Zhang Anxun, Wang Longjie, Zhai Xiaowei, Xiao Yao, Wu Yanchan, Zhao Yongxi, Liu Kai, Zheng Ji-Shen, Chen Dong
Department of Medical Oncology, The First Affiliated Hospital, School of Medicine, Zhejiang University, Hangzhou, Zhejiang, 310003, P. R. China.
College of Energy Engineering and State Key Laboratory of Clean Energy Utilization, Zhejiang University, Hangzhou, Zhejiang, 310003, P. R. China.
Adv Sci (Weinh). 2025 Jul;12(27):e2503790. doi: 10.1002/advs.202503790. Epub 2025 Apr 26.
Peptides are natural information-bearing mediums and are promising for high-density data storage. However, conventional mapping of one amino acid (AA) to one binary code has limited the improvement of coding density by increasing the total number of different AAs. Here, a novel composite mapping strategy is developed, where each position in the peptide sequence is a composite letter consisting of several different AAs, and thousands of composite letters are available for mapping, thus breaking the limit of conventional mapping. When 20 different AAs are used, the coding density of six-AAs composite mapping achieves 15 bits/letter, while conventional mapping only reaches 4 bits/AA. The whole process of encoding data into composite letter sequences, synthesizing composite letter sequences via solid-phase peptide synthesis, sequencing composite letter sequences by mass spectrometry, and decoding data from composite letter sequences is successfully demonstrated for the first time. Composite mapping also demonstrates several distinct advantages, including high coding density, few synthesis cycles, high reliability against errors, low probability of homopolymers, and good compatibility with other encoding algorithms. The developed composite mapping strategy provides a novel way for peptide-based data storage to increase the coding density and reduce the synthesis cycles, showing great potential for large-scale data storage.

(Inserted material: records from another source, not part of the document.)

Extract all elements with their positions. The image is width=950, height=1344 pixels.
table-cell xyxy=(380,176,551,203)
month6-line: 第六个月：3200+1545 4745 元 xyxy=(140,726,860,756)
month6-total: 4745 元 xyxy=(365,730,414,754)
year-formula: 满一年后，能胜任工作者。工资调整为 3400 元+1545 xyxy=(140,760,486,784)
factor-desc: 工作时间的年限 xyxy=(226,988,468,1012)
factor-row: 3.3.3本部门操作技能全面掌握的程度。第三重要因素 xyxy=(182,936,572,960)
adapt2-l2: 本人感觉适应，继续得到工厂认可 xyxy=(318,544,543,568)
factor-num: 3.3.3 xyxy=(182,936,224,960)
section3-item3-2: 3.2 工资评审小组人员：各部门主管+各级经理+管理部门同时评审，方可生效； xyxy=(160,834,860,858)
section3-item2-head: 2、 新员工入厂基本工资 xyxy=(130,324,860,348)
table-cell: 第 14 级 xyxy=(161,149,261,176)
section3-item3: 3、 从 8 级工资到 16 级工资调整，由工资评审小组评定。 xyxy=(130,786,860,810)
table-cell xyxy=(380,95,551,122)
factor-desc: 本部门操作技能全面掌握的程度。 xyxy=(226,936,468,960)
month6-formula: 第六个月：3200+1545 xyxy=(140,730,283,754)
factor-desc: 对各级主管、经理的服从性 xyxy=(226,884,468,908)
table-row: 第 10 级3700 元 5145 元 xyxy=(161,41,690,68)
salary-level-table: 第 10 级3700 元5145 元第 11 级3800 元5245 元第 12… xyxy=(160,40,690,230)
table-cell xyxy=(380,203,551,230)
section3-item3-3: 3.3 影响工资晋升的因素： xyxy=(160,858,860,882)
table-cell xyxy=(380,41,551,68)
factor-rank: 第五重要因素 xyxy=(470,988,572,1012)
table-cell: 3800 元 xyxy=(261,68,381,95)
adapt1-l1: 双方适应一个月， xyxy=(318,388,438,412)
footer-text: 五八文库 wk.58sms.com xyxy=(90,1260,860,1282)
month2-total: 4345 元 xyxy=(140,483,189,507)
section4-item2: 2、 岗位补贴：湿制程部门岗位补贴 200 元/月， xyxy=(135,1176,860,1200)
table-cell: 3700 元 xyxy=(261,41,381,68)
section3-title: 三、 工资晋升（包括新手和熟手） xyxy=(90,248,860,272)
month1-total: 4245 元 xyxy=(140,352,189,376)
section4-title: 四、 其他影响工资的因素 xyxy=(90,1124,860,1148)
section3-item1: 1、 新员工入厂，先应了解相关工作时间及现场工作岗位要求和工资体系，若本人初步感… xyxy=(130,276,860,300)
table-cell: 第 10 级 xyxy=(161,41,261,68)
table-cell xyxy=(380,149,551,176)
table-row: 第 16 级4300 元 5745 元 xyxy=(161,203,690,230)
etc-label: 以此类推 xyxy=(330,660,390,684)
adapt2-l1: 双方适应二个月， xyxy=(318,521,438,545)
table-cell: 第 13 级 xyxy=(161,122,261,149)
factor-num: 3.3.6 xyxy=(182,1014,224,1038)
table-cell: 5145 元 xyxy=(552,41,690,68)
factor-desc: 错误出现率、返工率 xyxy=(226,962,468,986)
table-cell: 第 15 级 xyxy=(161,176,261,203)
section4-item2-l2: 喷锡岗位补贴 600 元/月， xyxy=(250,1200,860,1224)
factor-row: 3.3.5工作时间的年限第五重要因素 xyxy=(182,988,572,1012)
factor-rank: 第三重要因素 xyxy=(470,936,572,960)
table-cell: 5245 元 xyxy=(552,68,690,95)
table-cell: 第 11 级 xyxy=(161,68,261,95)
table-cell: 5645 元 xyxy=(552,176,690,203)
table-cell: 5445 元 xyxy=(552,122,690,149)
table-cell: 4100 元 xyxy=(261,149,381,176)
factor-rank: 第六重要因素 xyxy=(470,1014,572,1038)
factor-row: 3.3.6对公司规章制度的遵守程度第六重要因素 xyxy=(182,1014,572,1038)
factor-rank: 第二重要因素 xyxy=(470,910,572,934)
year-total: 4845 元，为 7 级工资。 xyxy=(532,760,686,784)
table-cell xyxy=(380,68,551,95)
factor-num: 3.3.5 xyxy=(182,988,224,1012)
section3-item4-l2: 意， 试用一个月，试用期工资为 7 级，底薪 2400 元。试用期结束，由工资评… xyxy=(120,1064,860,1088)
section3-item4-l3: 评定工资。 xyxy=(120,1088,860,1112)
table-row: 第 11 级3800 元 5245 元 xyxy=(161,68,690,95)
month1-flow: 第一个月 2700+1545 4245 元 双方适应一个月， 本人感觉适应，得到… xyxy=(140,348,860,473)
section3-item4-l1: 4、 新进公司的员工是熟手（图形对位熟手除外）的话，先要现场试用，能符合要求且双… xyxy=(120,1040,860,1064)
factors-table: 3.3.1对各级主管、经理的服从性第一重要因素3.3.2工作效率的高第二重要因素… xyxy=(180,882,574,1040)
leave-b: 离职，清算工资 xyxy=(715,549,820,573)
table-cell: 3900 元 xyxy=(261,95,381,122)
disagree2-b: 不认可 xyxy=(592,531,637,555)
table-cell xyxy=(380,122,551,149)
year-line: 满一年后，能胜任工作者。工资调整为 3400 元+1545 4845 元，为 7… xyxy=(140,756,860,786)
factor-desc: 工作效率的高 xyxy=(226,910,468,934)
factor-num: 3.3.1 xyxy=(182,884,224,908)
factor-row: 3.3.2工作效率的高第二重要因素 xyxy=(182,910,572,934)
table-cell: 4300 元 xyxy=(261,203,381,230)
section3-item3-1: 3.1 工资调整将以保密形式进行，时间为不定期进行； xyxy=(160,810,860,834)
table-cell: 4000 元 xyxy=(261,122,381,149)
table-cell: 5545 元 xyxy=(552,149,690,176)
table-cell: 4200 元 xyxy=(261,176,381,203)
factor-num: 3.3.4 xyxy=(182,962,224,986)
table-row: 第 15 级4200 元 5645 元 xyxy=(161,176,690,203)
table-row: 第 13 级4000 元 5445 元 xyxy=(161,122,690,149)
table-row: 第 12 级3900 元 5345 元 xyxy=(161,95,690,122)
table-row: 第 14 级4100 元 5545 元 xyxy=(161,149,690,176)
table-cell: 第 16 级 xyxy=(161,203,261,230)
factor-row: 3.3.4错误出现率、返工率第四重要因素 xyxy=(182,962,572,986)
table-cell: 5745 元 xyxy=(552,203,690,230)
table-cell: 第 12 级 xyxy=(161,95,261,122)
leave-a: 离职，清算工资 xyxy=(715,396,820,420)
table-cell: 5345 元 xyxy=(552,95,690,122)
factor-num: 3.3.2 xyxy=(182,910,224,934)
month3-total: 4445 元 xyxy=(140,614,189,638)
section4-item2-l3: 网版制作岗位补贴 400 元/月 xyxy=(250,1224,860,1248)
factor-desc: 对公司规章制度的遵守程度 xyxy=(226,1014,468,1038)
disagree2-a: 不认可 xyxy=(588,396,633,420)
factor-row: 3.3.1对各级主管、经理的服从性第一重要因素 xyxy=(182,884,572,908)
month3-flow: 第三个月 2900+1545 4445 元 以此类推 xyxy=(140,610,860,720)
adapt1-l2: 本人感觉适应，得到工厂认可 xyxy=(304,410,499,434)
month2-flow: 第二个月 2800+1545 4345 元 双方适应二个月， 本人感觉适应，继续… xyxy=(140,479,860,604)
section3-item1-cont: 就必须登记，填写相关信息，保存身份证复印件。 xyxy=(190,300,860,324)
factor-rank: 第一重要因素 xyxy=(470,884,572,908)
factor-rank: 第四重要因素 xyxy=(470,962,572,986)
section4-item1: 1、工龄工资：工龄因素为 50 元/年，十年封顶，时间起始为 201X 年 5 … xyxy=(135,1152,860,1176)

肽是天然的信息承载介质,在高密度数据存储方面具有潜力。然而,传统的将一个氨基酸(AA)映射为一个二进制代码的方式,通过增加不同AA的总数来提高编码密度的能力有限。在此,开发了一种新颖的复合映射策略,其中肽序列中的每个位置是一个由几个不同AA组成的复合字母,并且有数千个复合字母可用于映射,从而突破了传统映射的限制。当使用20种不同的AA时,六氨基酸复合映射的编码密度达到15比特/字母,而传统映射仅达到4比特/AA。首次成功展示了将数据编码为复合字母序列、通过固相肽合成合成复合字母序列、通过质谱对复合字母序列进行测序以及从复合字母序列解码数据的全过程。复合映射还展示了几个明显的优点,包括高编码密度、较少的合成循环、高抗错误可靠性、低同聚物概率以及与其他编码算法的良好兼容性。所开发的复合映射策略为基于肽的数据存储提供了一种增加编码密度和减少合成循环的新方法,在大规模数据存储方面显示出巨大潜力。